Convivencia

30 de septiembre 2020 - 02:40

Según el ministro de Justicia, señor Campo, la idea de no llevar al Rey a la entrega de despachos de Barcelona se debía al benemérito fin de promover la convivencia. Lo cual nos lleva a preguntarnos qué entiende por convivencia el señor ministro, y si puede considerarse una forma decorosa y válida de convivencia que las instituciones de un Estado democrático dejen en suspenso sus funciones para no molestar a los autores y simpatizantes de un golpe de Estado. Este modo de convivir lo hemos conocido durante muchas décadas en el País Vasco, y ahora los españoles jóvenes pueden entenderlo, en su profunda miseria, gracias a la serie Patria, no obstante las sabias advertencias del vicepresidente del Gobierno, señor Iglesias, quien dijera en una herriko-taberna de Pamplona -era junio de 2013- que sólo la izquierda vasca y ETA habían hecho una lectura correcta de la Transición y de sus trampas. Una lectura, claro, desde la convivencia.
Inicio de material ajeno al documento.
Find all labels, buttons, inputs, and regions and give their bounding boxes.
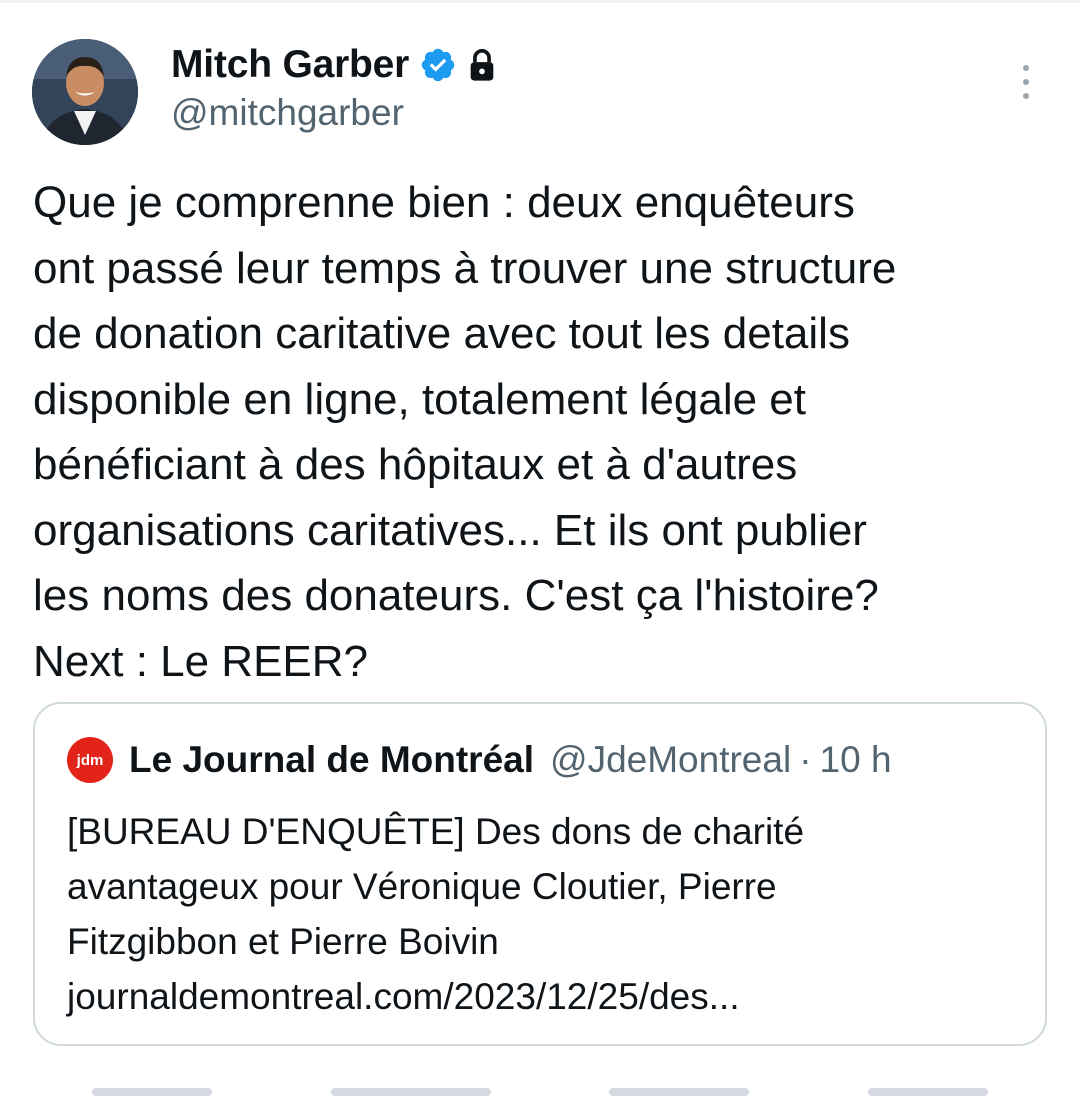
action-bar-partial xyxy=(33,1088,1047,1096)
action-fragment xyxy=(92,1088,213,1096)
quoted-text-line: [BUREAU D'ENQUÊTE] Des dons de charité xyxy=(67,811,805,852)
tweet-text-line: Que je comprenne bien : deux enquêteurs xyxy=(33,178,855,227)
tweet-text: Que je comprenne bien : deux enquêteurs … xyxy=(33,170,1063,694)
tweet-text-line: disponible en ligne, totalement légale e… xyxy=(33,374,806,424)
quoted-link[interactable]: journaldemontreal.com/2023/12/25/des... xyxy=(67,969,1027,1024)
more-dot xyxy=(1023,93,1029,99)
top-divider xyxy=(0,0,1080,3)
avatar-photo xyxy=(32,39,138,145)
tweet-text-line: les noms des donateurs. C'est ça l'histo… xyxy=(33,571,879,620)
action-fragment xyxy=(330,1088,491,1096)
quoted-text-line: Fitzgibbon et Pierre Boivin xyxy=(67,921,499,962)
action-fragment xyxy=(609,1088,750,1096)
quoted-timestamp: 10 h xyxy=(819,739,892,780)
more-options-icon[interactable] xyxy=(1008,60,1044,104)
quoted-author-name: Le Journal de Montréal xyxy=(129,739,535,780)
author-name[interactable]: Mitch Garber xyxy=(171,43,409,87)
more-dot xyxy=(1023,65,1029,71)
tweet-text-line: ont passé leur temps à trouver une struc… xyxy=(33,243,897,293)
lock-icon xyxy=(467,48,497,82)
quoted-text-line: avantageux pour Véronique Cloutier, Pier… xyxy=(67,866,777,907)
separator-dot: · xyxy=(799,739,812,780)
author-handle[interactable]: @mitchgarber xyxy=(171,92,404,134)
action-fragment xyxy=(867,1088,988,1096)
avatar[interactable] xyxy=(32,39,138,145)
jdm-logo-icon: jdm xyxy=(67,737,113,783)
tweet-text-line: bénéficiant à des hôpitaux et à d'autres xyxy=(33,440,798,489)
tweet-text-line: organisations caritatives... Et ils ont … xyxy=(33,505,867,555)
quoted-author-handle: @JdeMontreal xyxy=(550,739,792,780)
tweet-text-line: Next : Le REER? xyxy=(33,636,369,686)
quoted-tweet-card[interactable]: jdm Le Journal de Montréal @JdeMontreal … xyxy=(33,702,1047,1046)
more-dot xyxy=(1023,79,1029,85)
tweet-text-line: de donation caritative avec tout les det… xyxy=(33,309,850,358)
author-row: Mitch Garber xyxy=(171,40,497,90)
verified-badge-icon xyxy=(419,46,457,84)
quoted-tweet-header: jdm Le Journal de Montréal @JdeMontreal … xyxy=(67,736,892,784)
quoted-tweet-text: [BUREAU D'ENQUÊTE] Des dons de charité a… xyxy=(67,804,1027,1024)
Decía que, gracias a la singular idea de la convivencia del señor Campo, se nos hace más comprensible su malestar cuando algún juez dio vivas al Rey. "Se han pasado tres montañas", se le oyó decir al ministro de Justicia español, que no parece compartir la ominosa costumbre de los ingleses, quienes para honrar su democracia gritan "God save the Queen" sin pedir permiso al ministro del ramo. Uno tenía la idea, equivocada sin duda, de que convivir era respetar la opinión, la vida y la hacienda del vecino, porque lo contrario se incluye en el cuadro mayor del acoso, la opresión y la violencia. Son muchos los catalanes y los vascos que han padecido esa falta de respeto (a su vida, a su hacienda, a sus derechos); pero no es a esa falta de convivencia a la que se refería el señor ministro. El señor ministro se refería a que el Jefe del Estado -de un Estado democrático al cual representa el señor ministro-, no debe personarse en un acto oficial para no ofender a los simpatizantes confesos de un putsch fallido. Que el señor Torra, además, sea un poco racista, nos conduce inevitablemente a una honda sensación de melancolía: no es sólo que el señor ministro confunda la convivencia con el apaciguamiento, a la manera de Chamberlain, sino que el señor ministro prefiere contentar a quienes execran la ley que a quienes sueñan con que la ley, al fin, se cumpla.

Claro que siempre habrá alguien que diga que eso es crispar la situación. A estos últimos les recomendaría una lectura atenta de Azaña, del Azaña del año 37, tras haber amnistiado a Companys en febrero del 36.